Spiel der Macht

13. November 2021. Mit Schauspiel in Reinform startet Roger Vontobel als Schauspieldirektor in Bern und liest Schillers Königinnen-Duell als Politthriller und Psychodrama.

Von Mirja Gabathuler

Duell der Königinnen: Isabelle Menke als Elisabeth und Yohanna Schwertfeger als Maria © Yoshiko Kusano

13. November 2021. Crossover am Vier-Sparten-Haus? Keine Spur. Für seine erste Inszenierung als neuer Schauspieldirektor der Berner Bühnen hat sich Roger Vontobel quasi Schauspiel in Reinform vorgenommen – "Maria Stuart", Schillers Trauerspiel um zwei Königinnen, die in einer von intriganten Männern dominierten Politsphäre um Macht und Selbstbestimmung ringen.

Einen Machtapparat in Bewegung setzen

Dass an diesem Abend vor allem die Schauspielkunst glänzen soll, lässt bereits das minimalistische Bühnenbild erahnen. Ein kolossales Prisma, schimmernd in Gold- und Purpur-Tönen. Zu Beginn ragt die Spitze in den Zuschauerraum, teilt die Bühne symmetrisch in zwei Hälften. Entlang der schrägen Wände laufen zwei Frauen aufeinander zu. Links Elisabeth, Königin von England, rechts Maria, die vor Jahren zu ihre Cousine floh und nun im Kerker eingesperrt auf ihre Gelegenheit wartet, selbst wieder die Herrschaft zu ergreifen.

MariaStuart 4 YoshikoKusano uDie Bühne (von Olaf Altmann) treibt einen Keil zwischen die Widersacherinnen: Isabelle Menke (links) und Yohanna Schwertfeger (rechts) © Yoshiko Kusano

Die zweite ist der ersten vorerst einen Schritt voraus. Sie bringt die rotierende Bühne in Bewegung – und den Machtapparat der Königin von England ins Wanken. Das drehende Dreieck begrenzt jeweils den Raum, in dem die Figuren ihre Pläne spinnen, aufbegehren, aufwiegeln, buhlen, eifern, straucheln und scheitern.

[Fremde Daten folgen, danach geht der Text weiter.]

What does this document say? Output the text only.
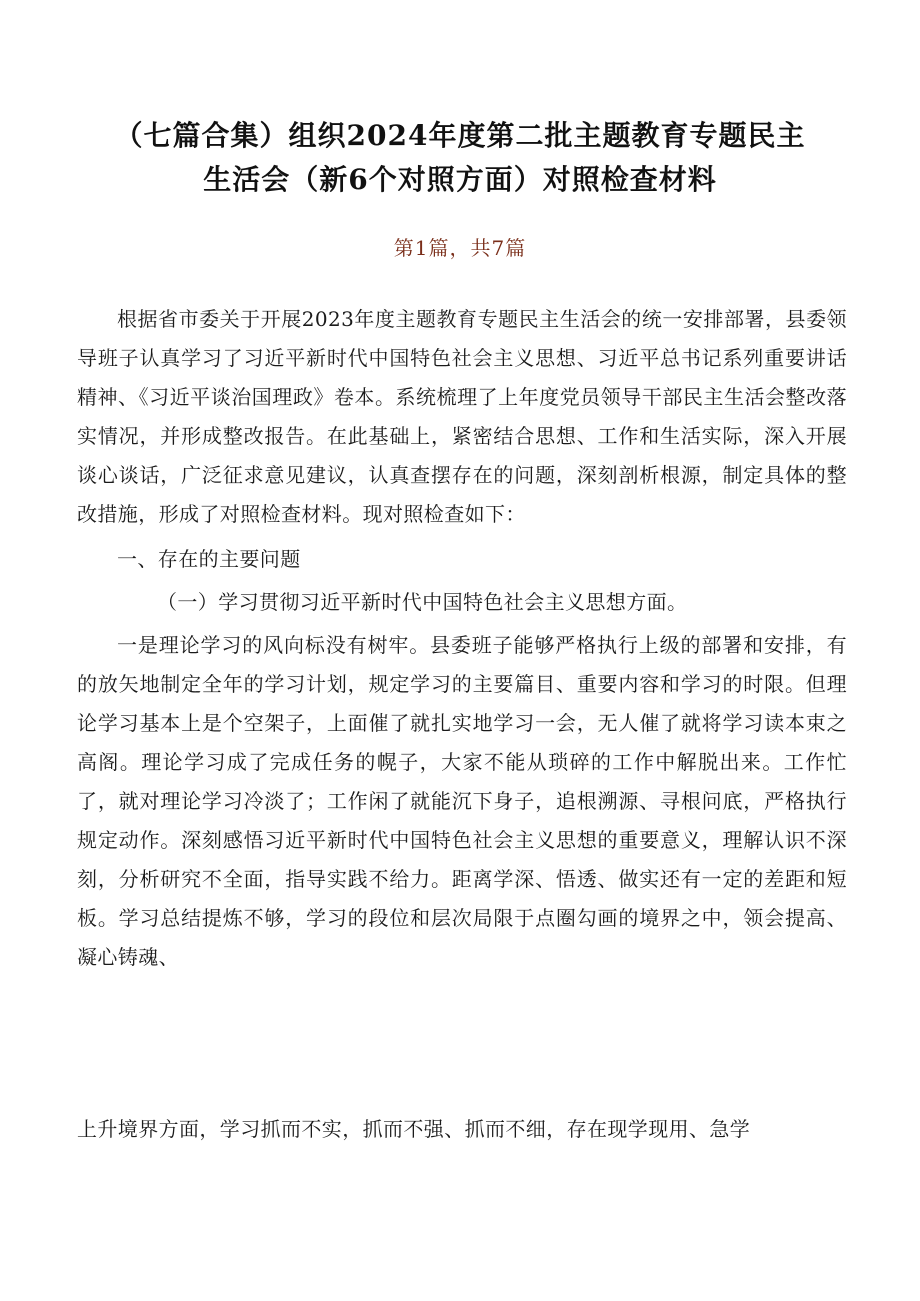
（七篇合集）组织2024年度第二批主题教育专题民主
生活会（新6个对照方面）对照检查材料
第1篇，共7篇

根据省市委关于开展2023年度主题教育专题民主生活会的统一安排部署，县委领导班子认真学习了习近平新时代中国特色社会主义思想、习近平总书记系列重要讲话精神、《习近平谈治国理政》卷本。系统梳理了上年度党员领导干部民主生活会整改落实情况，并形成整改报告。在此基础上，紧密结合思想、工作和生活实际，深入开展谈心谈话，广泛征求意见建议，认真查摆存在的问题，深刻剖析根源，制定具体的整改措施，形成了对照检查材料。现对照检查如下：

一、存在的主要问题

（一）学习贯彻习近平新时代中国特色社会主义思想方面。

一是理论学习的风向标没有树牢。县委班子能够严格执行上级的部署和安排，有的放矢地制定全年的学习计划，规定学习的主要篇目、重要内容和学习的时限。但理论学习基本上是个空架子，上面催了就扎实地学习一会，无人催了就将学习读本束之高阁。理论学习成了完成任务的幌子，大家不能从琐碎的工作中解脱出来。工作忙了，就对理论学习冷淡了；工作闲了就能沉下身子，追根溯源、寻根问底，严格执行规定动作。深刻感悟习近平新时代中国特色社会主义思想的重要意义，理解认识不深刻，分析研究不全面，指导实践不给力。距离学深、悟透、做实还有一定的差距和短板。学习总结提炼不够，学习的段位和层次局限于点圈勾画的境界之中，领会提高、凝心铸魂、

上升境界方面，学习抓而不实，抓而不强、抓而不细，存在现学现用、急学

Gegenspielerinnen, angriffslustig und erstarrt

Grandios rotzig gespielt von Yohanna Schwertfeger, im rückenfreien Samtkleid und mit Kruzifix-Tattoo, ist Maria Taktgeberin und Energiezentrum des Abends. Arrogant, angriffslustig, zynisch und überheblich – unausstehlich, dass es eine Freude ist. "Was wollt ihr von mir?", schleudert sie den manipulativen, mansplainenden Typen entgegen, die sie unter dem Deckmantel der Ritterlichkeit für ihre Eigeninteressen einzuspannen versuchen. Sie selbst schwankt zwischen schwesterlichem Respekt und der teenagerhafter Lust am Angriff auf die Autorität ihrer Gegenspielerin.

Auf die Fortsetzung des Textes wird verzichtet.